What's something you disagree with emotionally but agree with rationally?

I just wanted to say that I really enjoyed your perspective.

My spirituality has altered from a very fundamentalist upbringing to what I would have called heretical hippy nonsense.

But the root of it is basically what you premise. “The question is irrelevant.” I don’t even bother with Pascal’s wager anymore. There is no way to know. So just live.

And when I ask myself that irrelevant question, I turn it once more to “Why is this question important to me right now?” And more often than not it is one of the following: insecurity, seeking moral or egotistical prominence, or validation.

Often even significant philosophical questions ultimately boil down to satisfying our need for significance.

So my mantra now is closer to Everything is sacred, and nothing is that serious. or divine absurdity as some have called it. I drew that from the Buddhist tradition.

It really dissolves the need to prove oneself against others and leaves me more at peace.
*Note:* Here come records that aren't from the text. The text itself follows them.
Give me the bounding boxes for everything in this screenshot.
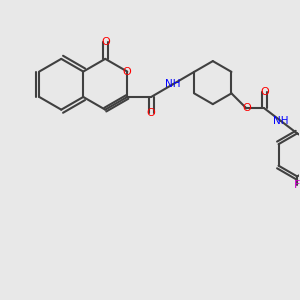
Text: O: O — [242, 103, 251, 113]
Text: NH: NH — [165, 80, 180, 89]
Text: O: O — [123, 67, 132, 76]
Text: NH: NH — [273, 116, 289, 126]
Text: O: O — [260, 87, 269, 97]
Text: F: F — [294, 180, 300, 190]
Text: O: O — [147, 108, 155, 118]
Text: O: O — [101, 38, 110, 47]
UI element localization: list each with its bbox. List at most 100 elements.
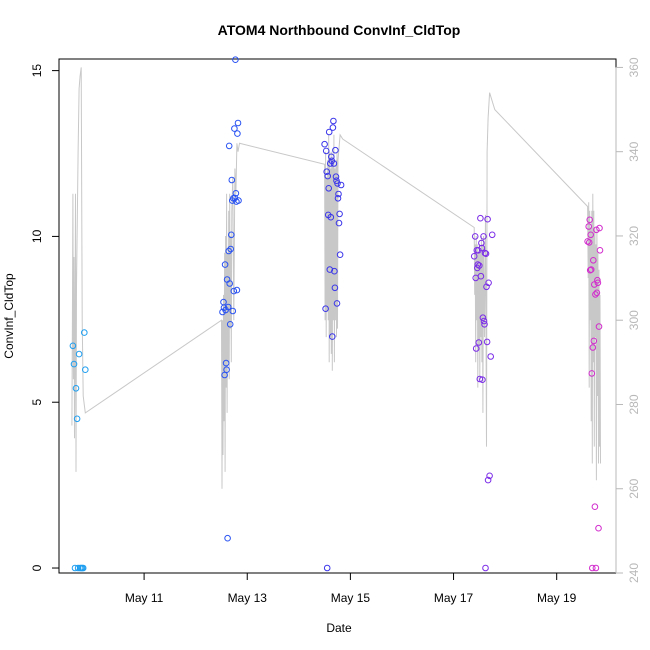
- data-point: [324, 172, 332, 180]
- y-axis: 0 5 10 15: [30, 64, 60, 571]
- data-point: [484, 476, 492, 484]
- data-point: [483, 338, 491, 346]
- data-point: [234, 119, 242, 127]
- data-point: [585, 239, 593, 246]
- data-point: [69, 342, 77, 350]
- data-point: [476, 262, 483, 269]
- data-point: [333, 300, 341, 307]
- data-point: [232, 56, 239, 64]
- data-point: [330, 160, 338, 167]
- data-point: [326, 266, 334, 273]
- data-point: [229, 307, 237, 315]
- data-point: [335, 219, 343, 227]
- data-point: [588, 370, 596, 377]
- data-point: [328, 153, 335, 161]
- data-point: [72, 385, 80, 392]
- data-point: [335, 190, 342, 198]
- data-point: [323, 564, 331, 572]
- data-point: [488, 231, 496, 239]
- data-point: [233, 286, 241, 294]
- data-point: [331, 267, 338, 275]
- data-point: [221, 261, 229, 268]
- right-y-axis: 240 260 280 300 320 340 360: [615, 57, 641, 583]
- data-point: [593, 289, 601, 297]
- data-point: [321, 140, 328, 148]
- data-point: [226, 321, 234, 328]
- data-point: [325, 128, 333, 136]
- data-point: [481, 321, 488, 328]
- data-point: [594, 276, 601, 284]
- data-point: [479, 314, 487, 322]
- data-point: [230, 287, 238, 295]
- data-point: [584, 238, 591, 245]
- data-point: [586, 216, 594, 224]
- data-point: [227, 245, 234, 253]
- x-axis: May 11 May 13 May 15 May 17 May 19: [125, 572, 577, 605]
- data-point: [480, 317, 488, 325]
- chart-title: ATOM4 Northbound ConvInf_CldTop: [218, 22, 461, 38]
- y-tick-label: 15: [30, 64, 44, 78]
- data-point: [472, 345, 480, 352]
- points-layer: [69, 56, 604, 572]
- x-tick-label: May 13: [228, 591, 268, 605]
- temperature-line-layer: [71, 67, 601, 489]
- data-point: [596, 224, 603, 232]
- data-point: [323, 168, 331, 175]
- data-point: [329, 124, 337, 131]
- data-point: [330, 117, 337, 125]
- data-point: [590, 257, 597, 264]
- data-point: [595, 323, 603, 330]
- x-axis-label: Date: [326, 621, 352, 635]
- right-y-tick-label: 360: [627, 57, 641, 77]
- data-point: [596, 247, 604, 254]
- data-point: [471, 233, 479, 240]
- data-point: [587, 266, 595, 273]
- data-point: [235, 197, 242, 204]
- data-point: [478, 244, 486, 252]
- data-point: [79, 564, 87, 572]
- data-point: [475, 339, 483, 346]
- data-point: [592, 564, 600, 572]
- right-y-tick-label: 300: [627, 310, 641, 330]
- data-point: [332, 173, 340, 180]
- data-point: [232, 190, 240, 197]
- data-point: [224, 534, 231, 542]
- data-point: [224, 303, 232, 311]
- y-tick-label: 0: [30, 564, 44, 571]
- data-point: [234, 130, 241, 137]
- data-point: [325, 185, 333, 192]
- data-point: [474, 261, 482, 268]
- data-point: [585, 223, 593, 230]
- right-y-tick-label: 280: [627, 394, 641, 414]
- data-point: [476, 375, 484, 383]
- data-point: [594, 279, 602, 287]
- data-point: [595, 524, 602, 532]
- data-point: [336, 251, 344, 258]
- data-point: [222, 359, 230, 367]
- data-point: [334, 195, 342, 202]
- right-y-tick-label: 320: [627, 226, 641, 246]
- data-point: [477, 272, 485, 280]
- series-line: [71, 67, 601, 489]
- data-point: [322, 147, 330, 155]
- x-tick-label: May 11: [125, 591, 164, 605]
- data-point: [482, 250, 490, 257]
- data-point: [478, 239, 485, 247]
- y-tick-label: 5: [30, 399, 44, 406]
- data-point: [591, 281, 598, 288]
- x-tick-label: May 15: [331, 591, 371, 605]
- data-point: [329, 333, 336, 340]
- data-point: [591, 503, 599, 511]
- data-point: [486, 472, 493, 480]
- x-tick-label: May 17: [434, 591, 474, 605]
- data-point: [485, 279, 492, 287]
- data-point: [82, 366, 89, 374]
- data-point: [73, 415, 81, 423]
- right-y-tick-label: 340: [627, 141, 641, 161]
- right-y-tick-label: 240: [627, 563, 641, 583]
- data-point: [589, 564, 596, 572]
- data-point: [587, 231, 595, 239]
- data-point: [334, 180, 341, 187]
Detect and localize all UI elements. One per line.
Another pivotal concept was a Hebrew one: God is found in the searching (or questioning).

It’s what started my break away from fundamentalism and really appealed to my inquisitive side. The idea of finding the sacred things not by answering but by questioning is quite beautiful and disarming.

All in all, it’s led me to feel closer to God, despite “God” meaning something entirely different now than it did before.

I won’t try to define that, as even those 3 letters defy their concept.

But it seems to me that, if there is a Spirit, higher cognitive functioning, or whatever you want to call it, she loses all goodness and dies the second we try to paste her from our experience onto someone else.